Mentari masih malu menampakan diri, mendung yang menggayut membuat cahaya mentari hanya menyapa lembut. Hari ini adalah minggu terakhir di bulan oktober yang berarti pengambilan data amatan Kerangka Sampel Area (KSA) harus segera dilakukan. Pengambilan data KSA sendiri bukanlah hal yang mudah jika medan yang merupakan segmen dari KSA tidak hanya terdiri dari hamparan sawah, terkadang untuk mengambil titik amatan harus berjibaku dengan derasnya aliran sungai, kubangan lumpur, goresan semak belukar serta ancaman dari hewan liar. Sejak awal KSA mulai dilakukan serentak pada tahun 2018 sudah ada beberapa teman petugas KSA yang terluka demi menunaikan tugas negara ini. Tapi luka itu jauh lebih ringan dibandingkan luka yang ditorehkan oleh seorang mantan menteri pertanian yang menyebut bahwa data yang dirilis dari hasil KSA adalah data mafia. Sebuah pendapat kontroversial yang perlu diluruskan karena dapat menimbulkan kegaduhan di masyarakat.

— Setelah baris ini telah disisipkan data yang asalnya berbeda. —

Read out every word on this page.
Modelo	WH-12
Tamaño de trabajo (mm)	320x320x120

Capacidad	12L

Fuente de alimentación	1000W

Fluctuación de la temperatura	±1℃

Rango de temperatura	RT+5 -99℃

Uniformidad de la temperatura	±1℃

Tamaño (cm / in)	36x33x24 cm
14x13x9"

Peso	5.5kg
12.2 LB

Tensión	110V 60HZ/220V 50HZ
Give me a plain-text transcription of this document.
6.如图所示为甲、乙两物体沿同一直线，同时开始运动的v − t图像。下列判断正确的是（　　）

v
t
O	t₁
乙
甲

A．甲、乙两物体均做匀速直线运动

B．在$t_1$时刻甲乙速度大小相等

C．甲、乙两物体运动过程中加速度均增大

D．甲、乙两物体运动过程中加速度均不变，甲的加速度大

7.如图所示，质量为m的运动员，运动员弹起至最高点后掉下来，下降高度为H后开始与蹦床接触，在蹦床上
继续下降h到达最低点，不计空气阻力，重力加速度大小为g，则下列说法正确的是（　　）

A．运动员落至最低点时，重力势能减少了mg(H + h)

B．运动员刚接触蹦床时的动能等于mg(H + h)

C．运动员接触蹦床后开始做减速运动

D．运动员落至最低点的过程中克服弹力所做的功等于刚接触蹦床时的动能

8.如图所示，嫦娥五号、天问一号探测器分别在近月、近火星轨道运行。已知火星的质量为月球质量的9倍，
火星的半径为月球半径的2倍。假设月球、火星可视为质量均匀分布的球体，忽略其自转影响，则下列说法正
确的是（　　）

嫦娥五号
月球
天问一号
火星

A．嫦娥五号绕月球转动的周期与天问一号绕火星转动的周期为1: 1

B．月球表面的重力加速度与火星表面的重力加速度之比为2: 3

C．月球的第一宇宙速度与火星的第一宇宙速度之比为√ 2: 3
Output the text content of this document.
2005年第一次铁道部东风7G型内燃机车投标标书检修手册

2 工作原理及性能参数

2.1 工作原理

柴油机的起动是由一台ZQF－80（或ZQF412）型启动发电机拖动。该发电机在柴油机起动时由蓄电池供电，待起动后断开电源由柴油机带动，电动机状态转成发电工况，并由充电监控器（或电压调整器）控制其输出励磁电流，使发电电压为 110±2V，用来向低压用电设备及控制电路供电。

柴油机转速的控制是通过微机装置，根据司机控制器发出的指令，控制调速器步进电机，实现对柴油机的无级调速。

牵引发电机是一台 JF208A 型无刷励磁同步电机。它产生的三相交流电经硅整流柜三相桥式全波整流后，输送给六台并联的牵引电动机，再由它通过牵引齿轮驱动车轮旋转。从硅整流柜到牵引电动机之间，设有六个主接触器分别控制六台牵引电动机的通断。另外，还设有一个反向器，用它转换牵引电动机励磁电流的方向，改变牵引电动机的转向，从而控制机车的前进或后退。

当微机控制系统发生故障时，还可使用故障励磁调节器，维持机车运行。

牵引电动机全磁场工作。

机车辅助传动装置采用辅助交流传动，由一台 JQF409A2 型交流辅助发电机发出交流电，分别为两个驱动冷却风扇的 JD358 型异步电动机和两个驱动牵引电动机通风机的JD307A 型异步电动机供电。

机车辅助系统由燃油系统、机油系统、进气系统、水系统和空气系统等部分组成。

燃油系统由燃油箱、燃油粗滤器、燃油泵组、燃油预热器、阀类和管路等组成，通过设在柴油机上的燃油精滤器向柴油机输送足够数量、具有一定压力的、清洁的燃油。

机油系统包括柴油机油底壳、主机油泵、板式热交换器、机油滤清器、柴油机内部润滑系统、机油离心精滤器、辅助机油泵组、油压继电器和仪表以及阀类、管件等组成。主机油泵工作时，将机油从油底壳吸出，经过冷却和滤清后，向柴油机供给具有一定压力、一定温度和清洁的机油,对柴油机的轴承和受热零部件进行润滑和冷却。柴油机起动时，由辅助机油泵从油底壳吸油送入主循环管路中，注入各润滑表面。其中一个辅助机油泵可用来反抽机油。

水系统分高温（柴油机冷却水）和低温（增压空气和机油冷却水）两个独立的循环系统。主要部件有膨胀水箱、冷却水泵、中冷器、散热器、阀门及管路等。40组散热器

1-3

Sebagai metode baru dalam penghitungan produksi padi di negeri tercinta ini tentunya banyak pro dan kontra saat KSA diluncurkan. Akan tetapi pendapat kontra itu terjawab dengan hasil KSA yang secara statistik lebih akurat dibandingkan metode sebelumnya. Perlu perjalanan panjang dalam uji coba hingga diterapkannya KSA dalam penghitungan produksi padi.
Data luas baku lahan sawah yang dikumpulkan dengan metode KSA sudah menggunakan teknologi geospasial. Dibantu dengan citra satelit yang kemudian diverifikasi oleh kementerian ATR/BPN. Dalam penerapan KSA ini BPS juga menggandeng instansi lain yaitu BIG , BPPT dan LAPAN. Metode ini juga merupakan salah satu dari top 45 inovasi terpilih dengan nama “Radar Padi”.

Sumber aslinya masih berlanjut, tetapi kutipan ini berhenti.